Tech Challenge: Cheap Home Health Monitoring Kit and App
This is a challenge I posted three years ago last February, and it’s still standing - I didn’t think it would last this long, so here it is again. If there’s money to be made selling run trackers and sports gimmicks, there’s certainly more to be made on the home medical front.
A couple of weeks back I wrote a post about how we are entering the age of the cheap sensor and as example used some medical devices that could be incorporated into a home medical app.
I’ve decided to turn that into a challenge, so here is is:
Create a device and application for home use that contains the following sensors and which creates an ongoing Data Base and dashboard of measurements for under $70.00:
1. Blood pressure cuff
2. Pulse Oximeter
3. Thermometer
4. Scale
All of the devices above are available separately, and there is some high quality gear out there there, like fingertip Pulse oximeters or the Blood Pressure device from Omron that I use. I see very little reason that all of these sensors could not be combined, built into a single chip inside the BP device or scale and either wifi or USB network to it.
All four of these are important health measures that your physician is going to collect at every visit, but why shouldn’t you have a history of these measures taken daily at home? It takes several visits to your doctor before they can build a true history of these measures, and see the real patterns you are in.

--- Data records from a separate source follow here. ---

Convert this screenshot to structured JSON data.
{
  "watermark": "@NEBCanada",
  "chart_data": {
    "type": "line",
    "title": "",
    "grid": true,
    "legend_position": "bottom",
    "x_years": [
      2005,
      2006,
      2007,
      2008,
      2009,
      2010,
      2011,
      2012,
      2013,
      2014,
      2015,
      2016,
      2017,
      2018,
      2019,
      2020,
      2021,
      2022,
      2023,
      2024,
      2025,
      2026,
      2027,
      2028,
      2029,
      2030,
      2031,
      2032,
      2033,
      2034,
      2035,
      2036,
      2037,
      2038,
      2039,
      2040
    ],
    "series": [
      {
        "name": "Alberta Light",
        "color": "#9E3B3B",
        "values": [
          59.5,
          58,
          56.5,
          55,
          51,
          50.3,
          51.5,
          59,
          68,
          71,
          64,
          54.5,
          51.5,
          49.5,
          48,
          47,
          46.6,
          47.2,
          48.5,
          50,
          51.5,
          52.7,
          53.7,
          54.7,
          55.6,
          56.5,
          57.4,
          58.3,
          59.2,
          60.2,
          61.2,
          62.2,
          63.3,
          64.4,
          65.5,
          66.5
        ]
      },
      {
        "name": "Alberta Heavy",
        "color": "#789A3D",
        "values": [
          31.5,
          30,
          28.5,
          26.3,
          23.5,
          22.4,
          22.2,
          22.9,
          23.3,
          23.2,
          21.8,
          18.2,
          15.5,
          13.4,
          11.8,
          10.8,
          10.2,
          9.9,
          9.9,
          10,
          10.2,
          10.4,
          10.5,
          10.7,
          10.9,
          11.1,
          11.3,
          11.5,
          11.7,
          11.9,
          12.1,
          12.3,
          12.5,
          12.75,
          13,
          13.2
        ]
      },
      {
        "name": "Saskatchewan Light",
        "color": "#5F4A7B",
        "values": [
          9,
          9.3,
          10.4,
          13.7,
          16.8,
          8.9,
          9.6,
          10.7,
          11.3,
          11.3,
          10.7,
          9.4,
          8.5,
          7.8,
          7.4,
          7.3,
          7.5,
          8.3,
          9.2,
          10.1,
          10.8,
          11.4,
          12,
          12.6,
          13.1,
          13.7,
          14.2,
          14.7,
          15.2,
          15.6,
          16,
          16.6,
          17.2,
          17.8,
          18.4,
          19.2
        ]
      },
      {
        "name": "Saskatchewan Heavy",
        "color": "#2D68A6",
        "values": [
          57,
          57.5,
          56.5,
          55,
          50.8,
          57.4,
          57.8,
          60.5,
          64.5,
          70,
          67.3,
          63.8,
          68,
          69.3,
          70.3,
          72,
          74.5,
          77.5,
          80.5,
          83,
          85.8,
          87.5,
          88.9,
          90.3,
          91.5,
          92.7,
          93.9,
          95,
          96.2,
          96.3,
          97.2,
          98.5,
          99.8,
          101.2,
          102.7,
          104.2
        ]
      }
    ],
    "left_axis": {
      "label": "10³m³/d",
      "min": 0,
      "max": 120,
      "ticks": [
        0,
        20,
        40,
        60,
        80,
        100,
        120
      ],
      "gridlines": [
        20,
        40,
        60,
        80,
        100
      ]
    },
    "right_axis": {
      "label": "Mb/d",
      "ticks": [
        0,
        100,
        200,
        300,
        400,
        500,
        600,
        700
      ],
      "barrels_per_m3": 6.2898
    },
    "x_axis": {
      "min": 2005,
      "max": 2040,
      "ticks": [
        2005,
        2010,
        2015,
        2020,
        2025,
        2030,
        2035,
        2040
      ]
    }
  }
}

This could revolutionize health care by enabling you to detect things going wrong much earlier. It could aid your physician in diagnosis and detection, and further if we anonymize the data and load it XML to a national Database, then we collect important health data for everyone.
Whoever creates this kit first is going to leapfrog competitors, and open a new home health market that is worth millions with the first wave of health concious baby boomers just beginning to retire.
This is just the start - there could be EEG attachments, blood sugar meters, etc. etc. etc.
Specs / Design
The moving parts (scale tensor, air pump for the BP cuff) should be housed in the base. A collapsible or telescoping rod could hold a display at eye height, and should have hangers for the BP cuff and other leads. The Display should be large print LCD or LED, and the cable from base to display should be USB/Air hose or other RS-232/air hose. The base should talk to the home medical app via either wireless or SDHC or other type of mem stick or chip port.